Quantum Sensing for Fundamental Physics
Prof. Dr. Claudio Gatti (Frascati, Italy)

Quantum Sensing for High Frequency Gravitational Waves and Axion Dark Matter: Microwave cavities in strong magnetic fields are among the most promising tools for detecting dark-matter axions and high-frequency gravitational waves. These searches rely on the Primakoff and Gertsenshtein effects, which predict the conversion of axions and gravitational waves, respectively, into electromagnetic radiation in the presence of a strong static magnetic field. In a microwave cavity, this interaction leads to the displacement of the vacuum state of the resonant mode, generating a coherent electromagnetic signal. Given the expected signal weakness, developing detectors with sensitivity beyond the quantum limit is crucial. In the C and X bands of the electromagnetic spectrum, superconducting qubits have demonstrated exceptional performance for this purpose. However, strong magnetic fields pose challenges, requiring either signal transport to a shielded region or the use of magnetically resilient devices. Additionally, qubit state readout errors due to noise and dephasing limit sensitivity. These challenges can be mitigated through quantum non-demolition measurements, either by repeating the measurement over time or employing multiple qubits simultaneously. During the seminar, we will discuss ongoing developments at the COLD laboratory of the INFN Frascati National Laboratories, focusing on non-demolitive measurement techniques and the development of magnetically resilient qubits.
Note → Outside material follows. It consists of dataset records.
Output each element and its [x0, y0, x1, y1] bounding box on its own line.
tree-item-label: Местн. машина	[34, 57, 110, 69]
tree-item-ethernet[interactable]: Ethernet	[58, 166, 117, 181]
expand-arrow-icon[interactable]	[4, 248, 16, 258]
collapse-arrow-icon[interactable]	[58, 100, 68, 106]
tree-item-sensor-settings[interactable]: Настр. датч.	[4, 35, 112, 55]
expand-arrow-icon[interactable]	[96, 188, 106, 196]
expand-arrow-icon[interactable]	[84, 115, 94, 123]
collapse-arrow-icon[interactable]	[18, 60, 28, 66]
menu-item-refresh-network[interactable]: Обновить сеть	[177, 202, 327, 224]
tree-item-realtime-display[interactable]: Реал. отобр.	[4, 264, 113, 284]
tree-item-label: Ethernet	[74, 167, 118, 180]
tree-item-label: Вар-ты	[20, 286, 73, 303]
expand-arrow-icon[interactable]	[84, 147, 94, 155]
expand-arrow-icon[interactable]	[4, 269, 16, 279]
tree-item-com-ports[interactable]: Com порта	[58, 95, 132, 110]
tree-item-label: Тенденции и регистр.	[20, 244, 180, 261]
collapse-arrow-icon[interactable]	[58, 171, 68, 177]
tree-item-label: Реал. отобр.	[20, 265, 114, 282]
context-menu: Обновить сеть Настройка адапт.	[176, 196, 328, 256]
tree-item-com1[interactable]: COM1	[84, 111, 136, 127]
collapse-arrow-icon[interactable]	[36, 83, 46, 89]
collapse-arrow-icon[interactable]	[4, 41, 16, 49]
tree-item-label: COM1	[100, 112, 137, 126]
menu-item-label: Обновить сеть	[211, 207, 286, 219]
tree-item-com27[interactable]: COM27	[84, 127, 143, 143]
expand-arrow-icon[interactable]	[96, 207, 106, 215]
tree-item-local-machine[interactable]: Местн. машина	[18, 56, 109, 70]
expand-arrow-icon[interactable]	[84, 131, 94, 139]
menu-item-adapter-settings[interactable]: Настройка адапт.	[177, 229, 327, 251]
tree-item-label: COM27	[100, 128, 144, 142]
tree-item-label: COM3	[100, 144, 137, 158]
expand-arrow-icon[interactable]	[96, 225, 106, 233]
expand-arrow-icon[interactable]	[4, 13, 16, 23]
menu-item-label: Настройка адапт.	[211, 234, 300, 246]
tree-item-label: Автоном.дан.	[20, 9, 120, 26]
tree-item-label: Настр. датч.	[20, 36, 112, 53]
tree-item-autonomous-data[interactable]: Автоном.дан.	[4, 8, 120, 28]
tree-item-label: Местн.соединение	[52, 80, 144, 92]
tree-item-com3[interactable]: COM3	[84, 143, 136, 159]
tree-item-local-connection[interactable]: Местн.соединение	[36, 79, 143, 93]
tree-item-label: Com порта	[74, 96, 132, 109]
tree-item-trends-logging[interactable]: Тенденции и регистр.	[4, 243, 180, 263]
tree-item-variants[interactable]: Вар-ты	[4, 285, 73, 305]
1. R. Moretti et al., “Transmon qubit modeling and characterization for Dark Matter search,” arXiv:2409.05988.
2. A. Rettaroli et al. “Novel two-qubit microwave photon detector for fundamental physics applications,” Nuclear Instruments and Methods in Physics Research A 1070 (2025) 170010.
3. A. D’Elia et al. “Characterization of a Transmon Qubit in a 3D Cavity for Quantum Machine Learning and Photon Counting,” Appl. Sci. 2024, 14(4), 1478.
4. QUAX Collaboration “Search for axion dark matter with the QUAX–LNF tunable haloscope” Phys. Rev. D 110, 022008 (2024).